老王是个有着十几年驾龄的老机手。他穿着一身沾满黑色油污的连体工装,大步走到一台高达四米的庞然大物前。
这是一台长征-5型重型联合收割机。它没有履带,而是安装着一人多高的巨大防滑轮胎。前方那宽达八米的割台,像一张长满钢铁牙齿的巨嘴。
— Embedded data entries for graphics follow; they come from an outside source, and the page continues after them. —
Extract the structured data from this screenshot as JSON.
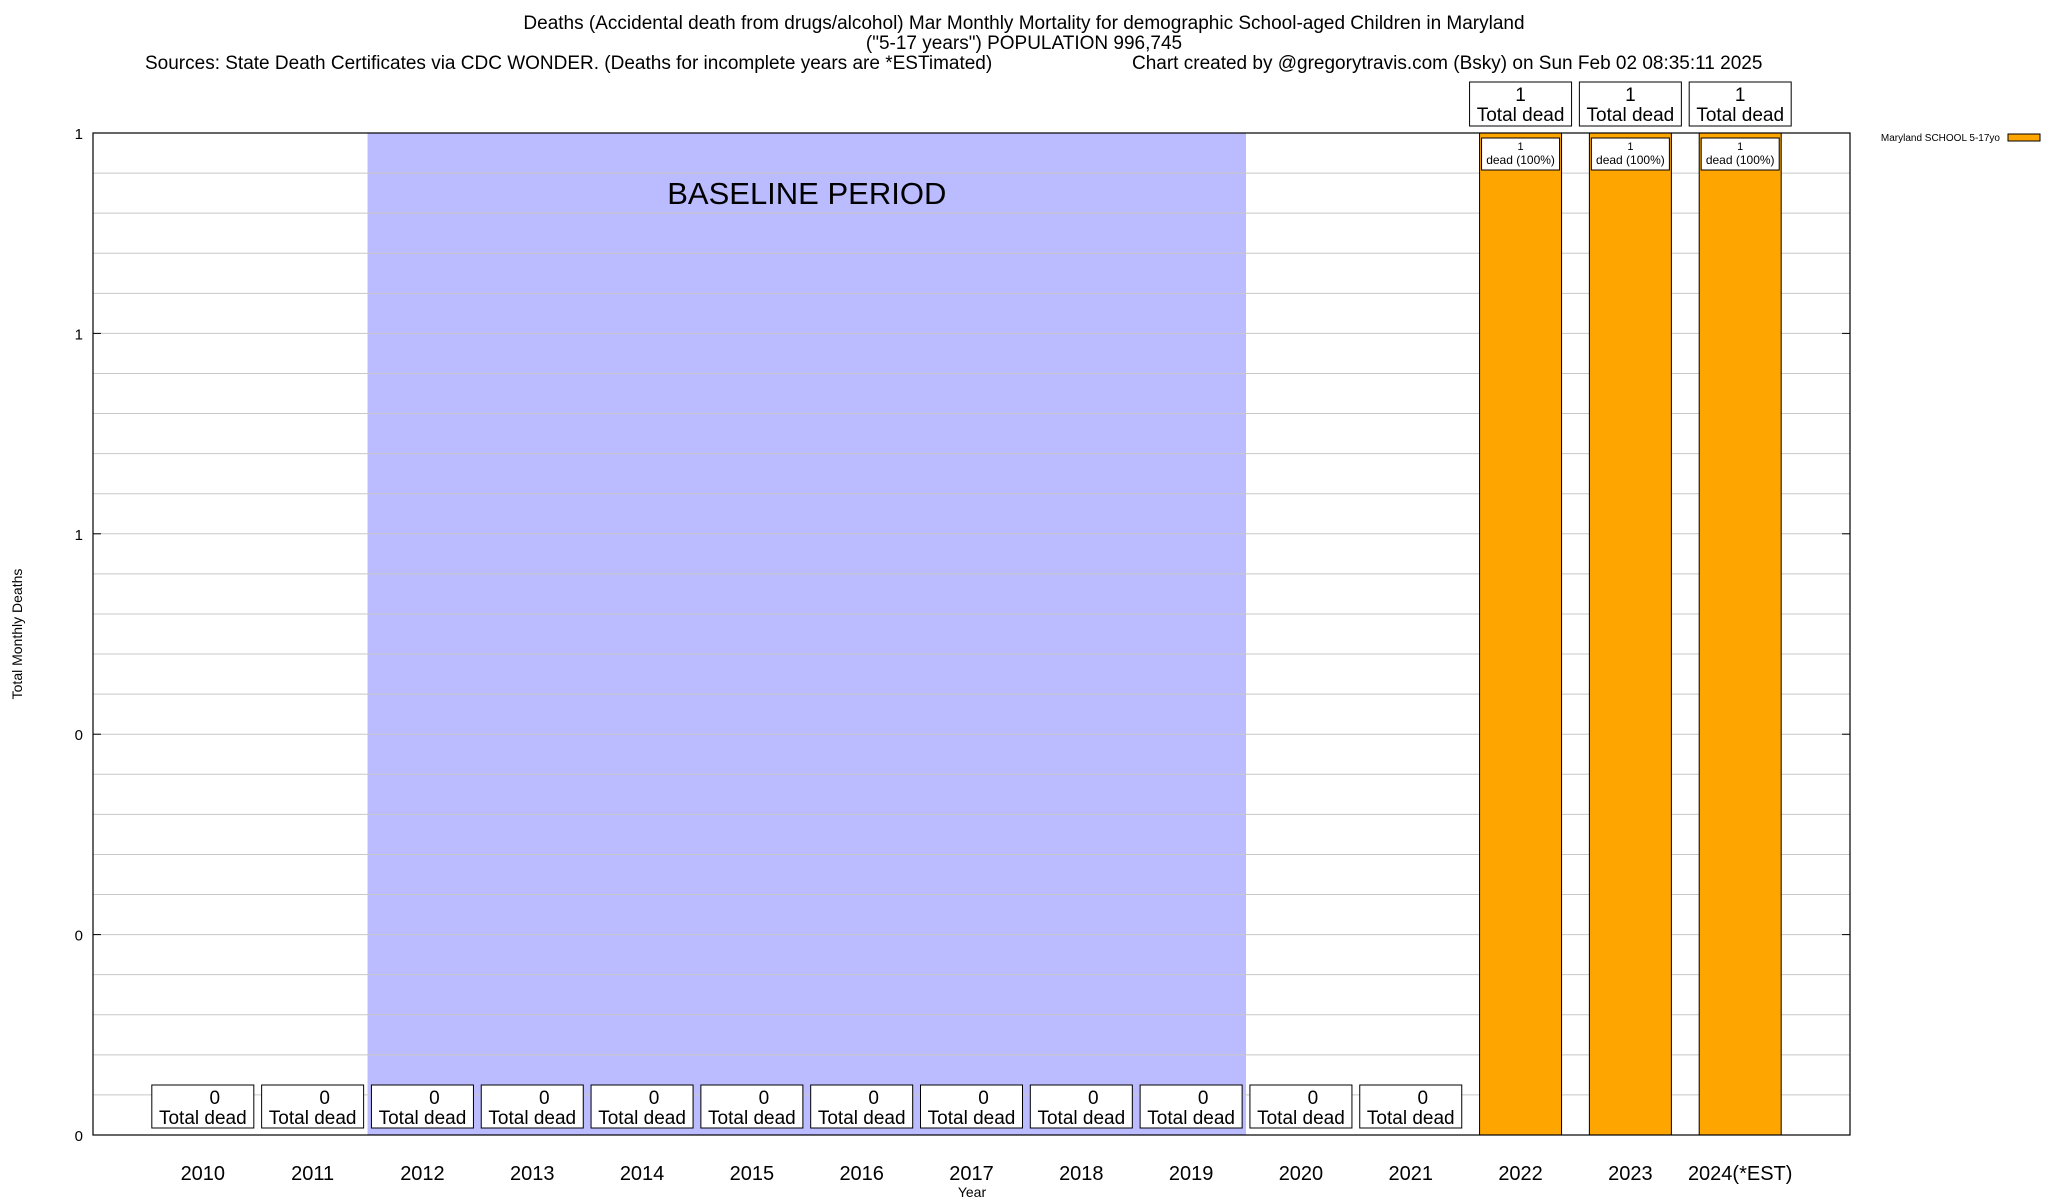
{
  "header": {
    "title_line1": "Deaths (Accidental death from drugs/alcohol) Mar Monthly Mortality for demographic School-aged Children in Maryland",
    "title_line2": "(\"5-17 years\") POPULATION 996,745",
    "sources": "Sources: State Death Certificates via CDC WONDER. (Deaths for incomplete years are *ESTimated)",
    "credit": "Chart created by @gregorytravis.com (Bsky) on Sun Feb 02 08:35:11 2025"
  },
  "chart_data": {
    "type": "bar",
    "categories": [
      "2010",
      "2011",
      "2012",
      "2013",
      "2014",
      "2015",
      "2016",
      "2017",
      "2018",
      "2019",
      "2020",
      "2021",
      "2022",
      "2023",
      "2024(*EST)"
    ],
    "series": [
      {
        "name": "Maryland SCHOOL 5-17yo",
        "values": [
          0,
          0,
          0,
          0,
          0,
          0,
          0,
          0,
          0,
          0,
          0,
          0,
          1,
          1,
          1
        ],
        "color": "#ffa500"
      }
    ],
    "total_labels": [
      "0",
      "0",
      "0",
      "0",
      "0",
      "0",
      "0",
      "0",
      "0",
      "0",
      "0",
      "0",
      "1",
      "1",
      "1"
    ],
    "total_suffix": "Total dead",
    "segment_labels": [
      "",
      "",
      "",
      "",
      "",
      "",
      "",
      "",
      "",
      "",
      "",
      "",
      "1\ndead (100%)",
      "1\ndead (100%)",
      "1\ndead (100%)"
    ],
    "xlabel": "Year",
    "ylabel": "Total Monthly Deaths",
    "ylim": [
      0,
      1
    ],
    "ytick_labels": [
      "0",
      "0",
      "0",
      "1",
      "1",
      "1"
    ],
    "grid": true,
    "legend_position": "top-right",
    "baseline": {
      "label": "BASELINE PERIOD",
      "from": "2012",
      "to": "2019",
      "color": "#bbbbff"
    },
    "bar_edge_color": "#000000"
  }
}
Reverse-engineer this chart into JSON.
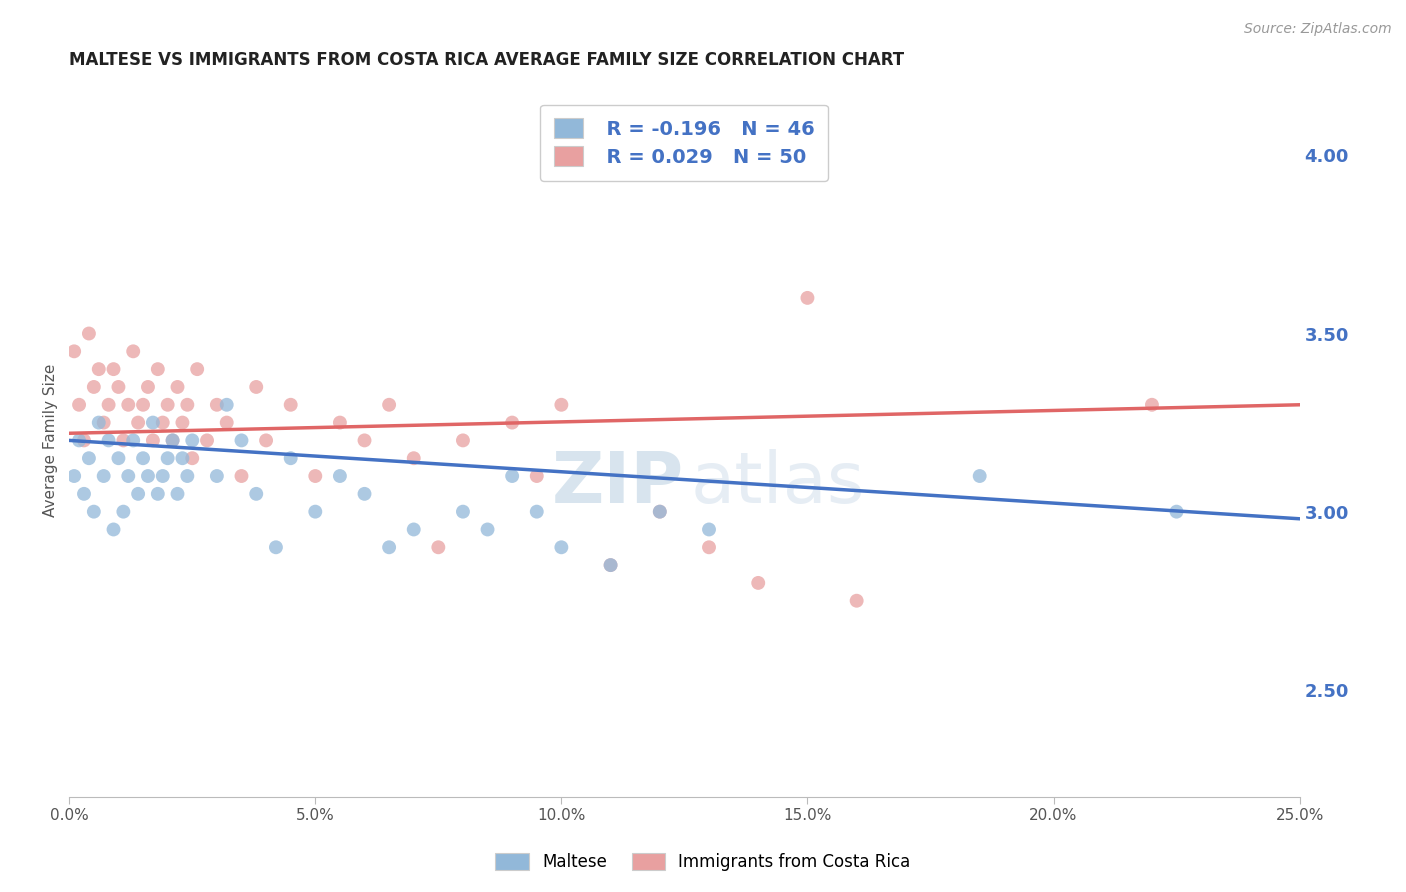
{
  "title": "MALTESE VS IMMIGRANTS FROM COSTA RICA AVERAGE FAMILY SIZE CORRELATION CHART",
  "source_text": "Source: ZipAtlas.com",
  "ylabel": "Average Family Size",
  "xlim": [
    0.0,
    0.25
  ],
  "ylim": [
    2.2,
    4.2
  ],
  "right_yticks": [
    2.5,
    3.0,
    3.5,
    4.0
  ],
  "xtick_labels": [
    "0.0%",
    "5.0%",
    "10.0%",
    "15.0%",
    "20.0%",
    "25.0%"
  ],
  "xtick_values": [
    0.0,
    0.05,
    0.1,
    0.15,
    0.2,
    0.25
  ],
  "blue_color": "#92b8d9",
  "pink_color": "#e8a0a0",
  "blue_line_color": "#4472c4",
  "pink_line_color": "#e06666",
  "grid_color": "#c8d8e8",
  "right_axis_color": "#4472c4",
  "legend_R_blue": "R = -0.196",
  "legend_N_blue": "N = 46",
  "legend_R_pink": "R = 0.029",
  "legend_N_pink": "N = 50",
  "watermark_zip": "ZIP",
  "watermark_atlas": "atlas",
  "title_fontsize": 12,
  "label_fontsize": 11,
  "tick_fontsize": 11,
  "source_fontsize": 10,
  "background_color": "#ffffff",
  "blue_scatter_x": [
    0.001,
    0.002,
    0.003,
    0.004,
    0.005,
    0.006,
    0.007,
    0.008,
    0.009,
    0.01,
    0.011,
    0.012,
    0.013,
    0.014,
    0.015,
    0.016,
    0.017,
    0.018,
    0.019,
    0.02,
    0.021,
    0.022,
    0.023,
    0.024,
    0.025,
    0.03,
    0.032,
    0.035,
    0.038,
    0.042,
    0.045,
    0.05,
    0.055,
    0.06,
    0.065,
    0.07,
    0.08,
    0.085,
    0.09,
    0.095,
    0.1,
    0.11,
    0.12,
    0.13,
    0.185,
    0.225
  ],
  "blue_scatter_y": [
    3.1,
    3.2,
    3.05,
    3.15,
    3.0,
    3.25,
    3.1,
    3.2,
    2.95,
    3.15,
    3.0,
    3.1,
    3.2,
    3.05,
    3.15,
    3.1,
    3.25,
    3.05,
    3.1,
    3.15,
    3.2,
    3.05,
    3.15,
    3.1,
    3.2,
    3.1,
    3.3,
    3.2,
    3.05,
    2.9,
    3.15,
    3.0,
    3.1,
    3.05,
    2.9,
    2.95,
    3.0,
    2.95,
    3.1,
    3.0,
    2.9,
    2.85,
    3.0,
    2.95,
    3.1,
    3.0
  ],
  "pink_scatter_x": [
    0.001,
    0.002,
    0.003,
    0.004,
    0.005,
    0.006,
    0.007,
    0.008,
    0.009,
    0.01,
    0.011,
    0.012,
    0.013,
    0.014,
    0.015,
    0.016,
    0.017,
    0.018,
    0.019,
    0.02,
    0.021,
    0.022,
    0.023,
    0.024,
    0.025,
    0.026,
    0.028,
    0.03,
    0.032,
    0.035,
    0.038,
    0.04,
    0.045,
    0.05,
    0.055,
    0.06,
    0.065,
    0.07,
    0.075,
    0.08,
    0.09,
    0.095,
    0.1,
    0.11,
    0.12,
    0.13,
    0.14,
    0.15,
    0.16,
    0.22
  ],
  "pink_scatter_y": [
    3.45,
    3.3,
    3.2,
    3.5,
    3.35,
    3.4,
    3.25,
    3.3,
    3.4,
    3.35,
    3.2,
    3.3,
    3.45,
    3.25,
    3.3,
    3.35,
    3.2,
    3.4,
    3.25,
    3.3,
    3.2,
    3.35,
    3.25,
    3.3,
    3.15,
    3.4,
    3.2,
    3.3,
    3.25,
    3.1,
    3.35,
    3.2,
    3.3,
    3.1,
    3.25,
    3.2,
    3.3,
    3.15,
    2.9,
    3.2,
    3.25,
    3.1,
    3.3,
    2.85,
    3.0,
    2.9,
    2.8,
    3.6,
    2.75,
    3.3
  ],
  "blue_trend_x": [
    0.0,
    0.25
  ],
  "blue_trend_y": [
    3.2,
    2.98
  ],
  "pink_trend_x": [
    0.0,
    0.25
  ],
  "pink_trend_y": [
    3.22,
    3.3
  ]
}
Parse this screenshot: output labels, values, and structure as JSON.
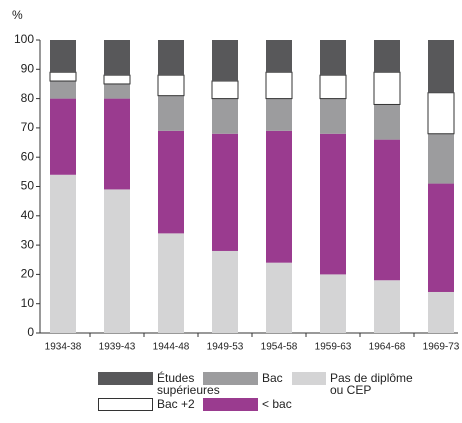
{
  "chart_data": {
    "type": "stacked_bar",
    "y_label": "%",
    "categories": [
      "1934-38",
      "1939-43",
      "1944-48",
      "1949-53",
      "1954-58",
      "1959-63",
      "1964-68",
      "1969-73"
    ],
    "series": [
      {
        "name": "Pas de diplôme ou CEP",
        "color": "#d4d4d5",
        "values": [
          54,
          49,
          34,
          28,
          24,
          20,
          18,
          14
        ]
      },
      {
        "name": "< bac",
        "color": "#9a3b8f",
        "values": [
          26,
          31,
          35,
          40,
          45,
          48,
          48,
          37
        ]
      },
      {
        "name": "Bac",
        "color": "#9c9c9e",
        "values": [
          6,
          5,
          12,
          12,
          11,
          12,
          12,
          17
        ]
      },
      {
        "name": "Bac +2",
        "color": "#ffffff",
        "values": [
          3,
          3,
          7,
          6,
          9,
          8,
          11,
          14
        ]
      },
      {
        "name": "Études supérieures",
        "color": "#58585a",
        "values": [
          11,
          12,
          12,
          14,
          11,
          12,
          11,
          18
        ]
      }
    ],
    "ylim": [
      0,
      100
    ],
    "yticks": [
      0,
      10,
      20,
      30,
      40,
      50,
      60,
      70,
      80,
      90,
      100
    ],
    "grid": false
  }
}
老王拍了拍冰冷的车轮,顺着铁梯爬进了全封闭的驾驶舱。
他熟练地检查了仪表盘,确认机油压力和水温都在正常位置。随后,他按下了一键启动按钮。
“轰——突突突突!”
排量惊人的直列六缸柴油发动机在短暂的停顿后,爆发出震耳欲聋的咆哮声。粗大的排气管喷出一股浓黑的尾烟,随后转为平稳的蓝烟。整台机器在强大的动力下微微颤抖。
车库外,几十个黑色的原油储罐整齐排列。十几辆油罐车正在进行着紧张的饱和式加注作业。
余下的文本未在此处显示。